L’Ultima Spiaggia di Maurizio Perinetti l’ingegnere nucleare ucciso dalla ‘ndrangheta di Isola Capo Rizzuto

3 agosto 2018, 18:38 100inWeb | di Vito Barresi

Non una via, non una piazza, neanche una targa commemorativa che accenni all’episodio, alla figura, al monito contro la violenza della ’ndrangheta che assassinava turisti d’estate. Pur sia un qualche accenno che rimandi alla vita stroncata di un uomo ucciso su una spiaggia solitaria, in circostanze rimaste subito misteriosamente contraddittorie, l’assassinio dell’ingegnere nucleare Maurizio Perinetti, 34 anni, avvenuto in una tarda serata di sabato 18 agosto 1973, in agro di Selene, comune di Isola di Capo Rizzuto. Per quanto turista per caso, un campeggiatore fai da te, l’ingegner Perinetti non era persona qualsiasi, bensì un qualificato, stimato tecnico della divisione sicurezza e controlli del Cnen, Comitato nazionale per l'energia nucleare. L’Ente per la promozione dello sviluppo dell'energia nucleare per usi civili in Italia aveva portato il Paese, con una progettazione originale e innovativa all’avanguardia nella tecnologia e ricerca applicata in materia di sviluppo nucleare, scalando i vertici della competizione mondiale degli anni ‘60. La conquista di quella posizione aveva suscitato urti e avversità nel contesto internazionale delle potenze nucleari a tal punto che il Cnen, dopo che nel 1963, il suo presidente Felice Ippolito, fu al centro di un controverso e dibattuto scandalo, tale che dopo venne fortemente ridimensionato. Perinetti come Enrico Mattei? Beh, non proprio,"Elementary, my dear Watson", non esattamente, ovviamente. Anche se la comparazione potrebbe servire da grimaldello per suscitare qualche utile interesse nel famoso magistrato di Berlino. E magari recuperare i faldoni, i fascicoli di questa strana e fin troppo apparentemente compiuta storia. Quella di un cervello, un talento, una promessa di intelligenza e genio, come ribadivano i suoi colleghi e superiori, apprezzandone le doti, con una carriera foriera di successi. Che certo non poteva finire banalmente vittima di una banda di sconclusionati delinquenti calabresi, molto più ipoteticamente pilotati da un’oscura regia calabro-romana, rimasta in questi lunghissimi cinquant’anni, ancora nell’ombra più oscura e inquietante. Fatti che forse adesso, per dirla alla Sciascia e non alla Corrado Alvaro, potrebbero anche indurre qualche scrupoloso magistrato pensoso e attento alla genealogia del male che affligge questa regione a riaprire un ‘cold case’ sul delitto Perinetti.

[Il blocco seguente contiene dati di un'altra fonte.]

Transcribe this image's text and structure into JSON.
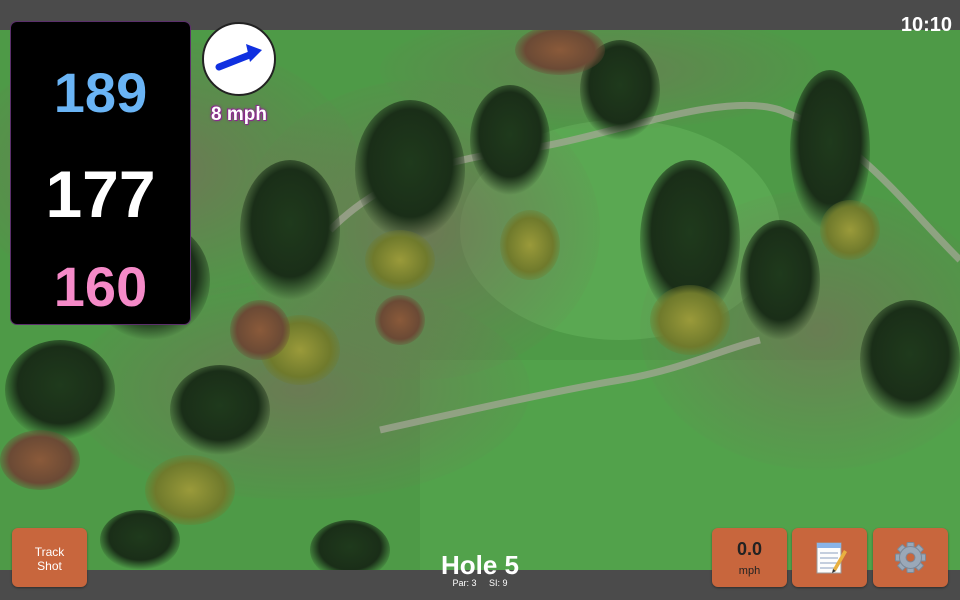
{
  "status": {
    "time": "10:10"
  },
  "distances": {
    "back": "189",
    "middle": "177",
    "front": "160"
  },
  "wind": {
    "speed_label": "8 mph",
    "icon": "wind-arrow-icon"
  },
  "hole": {
    "title": "Hole 5",
    "par_label": "Par: 3",
    "si_label": "SI: 9"
  },
  "buttons": {
    "track_line1": "Track",
    "track_line2": "Shot",
    "speed_value": "0.0",
    "speed_unit": "mph",
    "notes_icon": "notepad-icon",
    "settings_icon": "gear-icon"
  },
  "colors": {
    "back": "#6ab4f5",
    "middle": "#ffffff",
    "front": "#f58ac8",
    "button": "#c8663d",
    "wind_arrow": "#1030e0"
  }
}
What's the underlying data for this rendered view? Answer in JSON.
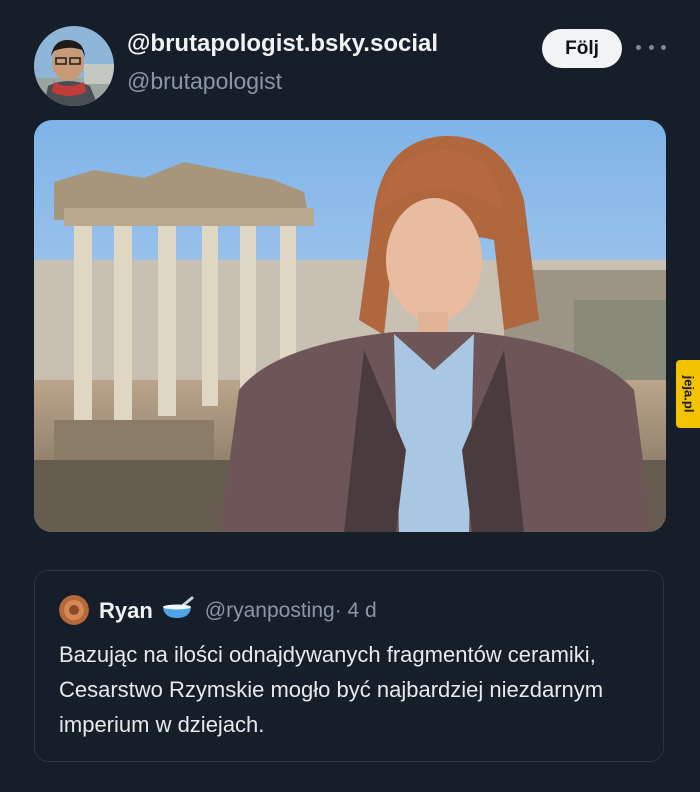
{
  "post": {
    "display_name": "@brutapologist.bsky.social",
    "handle": "@brutapologist",
    "follow_label": "Följ",
    "more_icon": "more-horizontal-icon"
  },
  "watermark": {
    "text": "jeja.pl",
    "color": "#f4c300"
  },
  "quote": {
    "name": "Ryan",
    "emoji_icon": "bowl-with-spoon-icon",
    "handle": "@ryanposting",
    "time": "· 4 d",
    "text": "Bazując na ilości odnajdywanych fragmentów ceramiki, Cesarstwo Rzymskie mogło być najbardziej niezdarnym imperium w dziejach."
  },
  "colors": {
    "background": "#161e29",
    "text": "#e7e9ea",
    "muted": "#8a97a6",
    "button": "#f1f3f5"
  }
}
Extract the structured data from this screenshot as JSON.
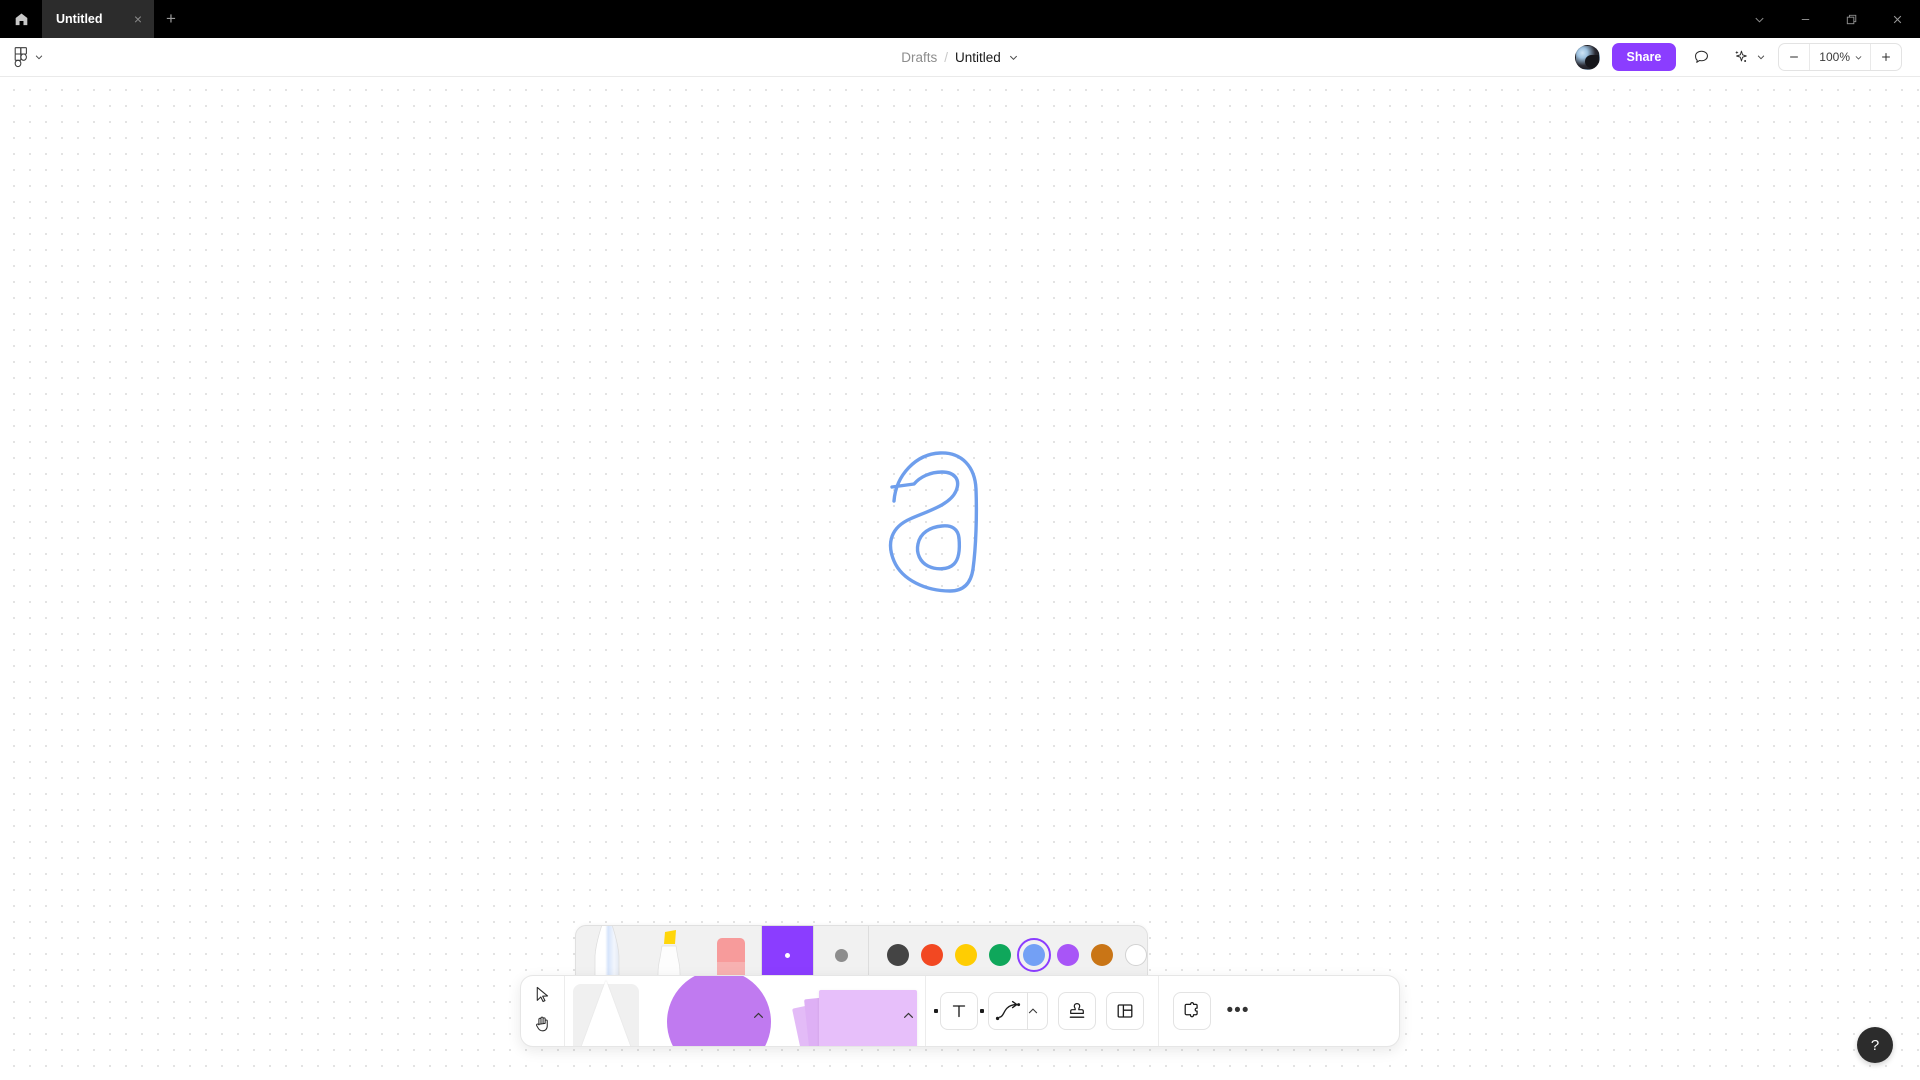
{
  "titlebar": {
    "home_icon": "home-icon",
    "tabs": [
      {
        "label": "Untitled",
        "close": "×",
        "active": true
      }
    ],
    "new_tab": "+",
    "window_controls": [
      {
        "name": "chevron-down",
        "glyph": "⌄"
      },
      {
        "name": "minimize",
        "glyph": "—"
      },
      {
        "name": "maximize",
        "glyph": "❐"
      },
      {
        "name": "close",
        "glyph": "×"
      }
    ]
  },
  "header": {
    "menu_icon": "figma-logo-icon",
    "menu_chevron": "chevron-down-icon",
    "breadcrumb": {
      "folder": "Drafts",
      "separator": "/",
      "title": "Untitled",
      "chevron": "chevron-down-icon"
    },
    "avatar": "user-avatar",
    "share_label": "Share",
    "comment_icon": "comment-bubble-icon",
    "ai_icon": "ai-sparkle-icon",
    "ai_chevron": "chevron-down-icon",
    "zoom": {
      "minus": "—",
      "value": "100%",
      "chevron": "chevron-down-icon",
      "plus": "+"
    }
  },
  "canvas": {
    "grid": "dot-grid",
    "drawing": {
      "name": "handwritten-letter-a",
      "stroke_color": "#6e9eec"
    }
  },
  "penbar": {
    "tools": [
      {
        "name": "pen-tool",
        "label": "Pen",
        "selected": true
      },
      {
        "name": "highlighter-tool",
        "label": "Highlighter",
        "selected": false
      },
      {
        "name": "eraser-tool",
        "label": "Eraser",
        "selected": false
      }
    ],
    "current_color": "#8b3dff",
    "stroke_size": "medium",
    "palette": [
      {
        "name": "color-dark-gray",
        "hex": "#444444",
        "selected": false
      },
      {
        "name": "color-red",
        "hex": "#f24822",
        "selected": false
      },
      {
        "name": "color-yellow",
        "hex": "#ffcd02",
        "selected": false
      },
      {
        "name": "color-green",
        "hex": "#0fa75b",
        "selected": false
      },
      {
        "name": "color-blue",
        "hex": "#73a0f5",
        "selected": true
      },
      {
        "name": "color-purple",
        "hex": "#a council",
        "selected": false
      },
      {
        "name": "color-orange",
        "hex": "#c97516",
        "selected": false
      },
      {
        "name": "color-white",
        "hex": "#ffffff",
        "selected": false
      }
    ]
  },
  "toolbar": {
    "cursor_tools": [
      {
        "name": "select-tool",
        "label": "Select"
      },
      {
        "name": "hand-tool",
        "label": "Hand"
      }
    ],
    "draw_tool": {
      "name": "draw-tool",
      "label": "Draw",
      "selected": true
    },
    "shape_tool": {
      "name": "shape-tool",
      "label": "Shape",
      "chevron": "chevron-up-icon"
    },
    "sticky_tool": {
      "name": "sticky-note-tool",
      "label": "Sticky note",
      "chevron": "chevron-up-icon"
    },
    "text_tool": {
      "name": "text-tool",
      "label": "Text",
      "glyph": "T"
    },
    "connector_tool": {
      "name": "connector-tool",
      "label": "Connector",
      "chevron": "chevron-up-icon"
    },
    "stamp_tool": {
      "name": "stamp-tool",
      "label": "Stamp"
    },
    "template_tool": {
      "name": "template-tool",
      "label": "Template"
    },
    "widget_tool": {
      "name": "widget-tool",
      "label": "Widget"
    },
    "more": {
      "name": "more-options",
      "label": "•••"
    }
  },
  "help": {
    "label": "?"
  }
}
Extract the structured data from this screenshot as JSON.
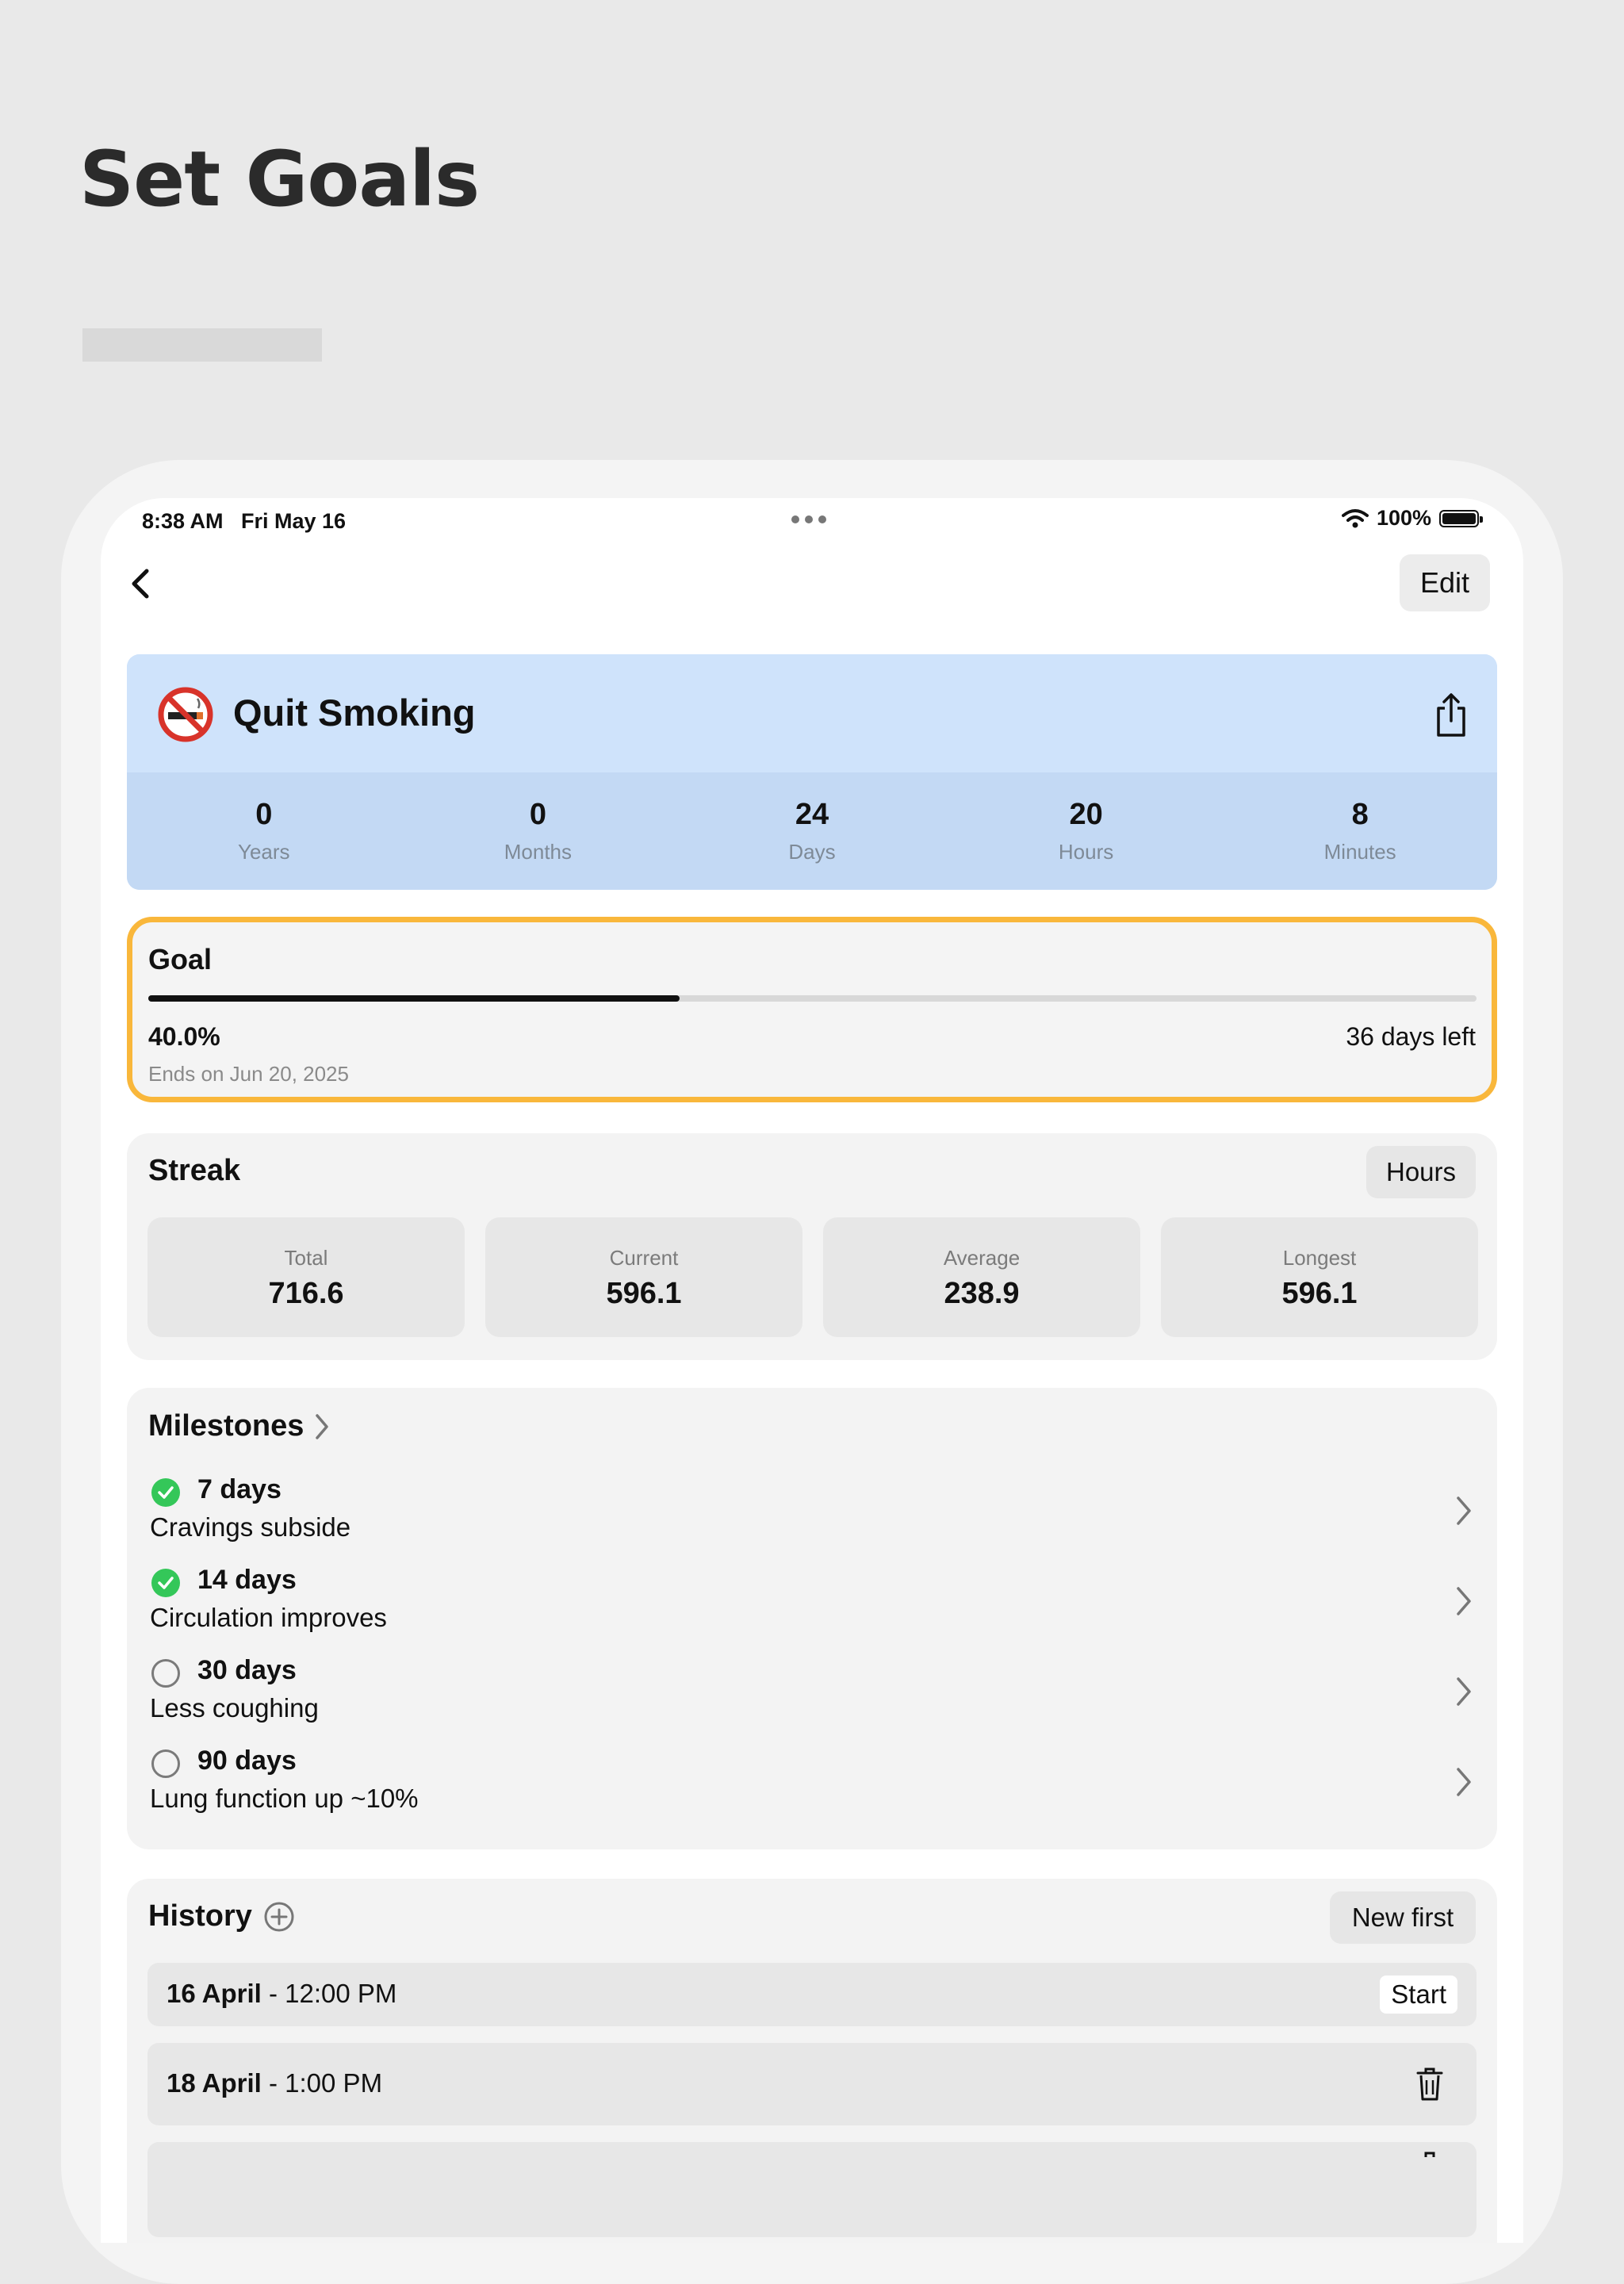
{
  "hero": {
    "title": "Set Goals"
  },
  "status_bar": {
    "time": "8:38 AM",
    "date": "Fri May 16",
    "battery": "100%"
  },
  "nav": {
    "edit_label": "Edit"
  },
  "habit": {
    "title": "Quit Smoking",
    "icon": "no-smoking-icon",
    "stats": [
      {
        "value": "0",
        "label": "Years"
      },
      {
        "value": "0",
        "label": "Months"
      },
      {
        "value": "24",
        "label": "Days"
      },
      {
        "value": "20",
        "label": "Hours"
      },
      {
        "value": "8",
        "label": "Minutes"
      }
    ]
  },
  "goal": {
    "title": "Goal",
    "progress": 0.4,
    "percent_label": "40.0%",
    "days_left": "36 days left",
    "ends_on": "Ends on Jun 20, 2025"
  },
  "streak": {
    "title": "Streak",
    "unit_label": "Hours",
    "items": [
      {
        "label": "Total",
        "value": "716.6"
      },
      {
        "label": "Current",
        "value": "596.1"
      },
      {
        "label": "Average",
        "value": "238.9"
      },
      {
        "label": "Longest",
        "value": "596.1"
      }
    ]
  },
  "milestones": {
    "title": "Milestones",
    "items": [
      {
        "days": "7 days",
        "desc": "Cravings subside",
        "done": true
      },
      {
        "days": "14 days",
        "desc": "Circulation improves",
        "done": true
      },
      {
        "days": "30 days",
        "desc": "Less coughing",
        "done": false
      },
      {
        "days": "90 days",
        "desc": "Lung function up ~10%",
        "done": false
      }
    ]
  },
  "history": {
    "title": "History",
    "sort_label": "New first",
    "rows": [
      {
        "date": "16 April",
        "time": "- 12:00 PM",
        "badge": "Start"
      },
      {
        "date": "18 April",
        "time": "- 1:00 PM"
      }
    ]
  },
  "colors": {
    "accent_goal": "#f9b73b",
    "header_bg": "#cfe3fb",
    "stats_bg": "#c3d9f4",
    "check_green": "#34c759"
  }
}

Vito Barresi | Cambio Quotidiano Social

Era l’estate 1973 quando l’ingegner Perinetti, davanti alla moglie in attesa e al suo piccolo figliuolo, venne ucciso da uno dei cinque proiettili sparati contro di lui a bruciapelo, colpito al cuore da un solo colpo di pistola.

Nell’attimo in cui il piombo messaggero di morte lo lasciava riverso a terra, le onde del mare in cui si specchiano le vestige del Castello Aragonese, lo stesso su cui i Saraceni issarono la bandiera della Mezza Luna islamica, più o meno vicino alla caletta dove aveva alzato la sua tenda, lambivano, ignare, assenti, perpetue, indifferenti, la riva su cui, scorcio in tragedia greca, la sua donna raccolse il corpo dell’amato, chiedendo ad altri del luogo inutilmente aiuto.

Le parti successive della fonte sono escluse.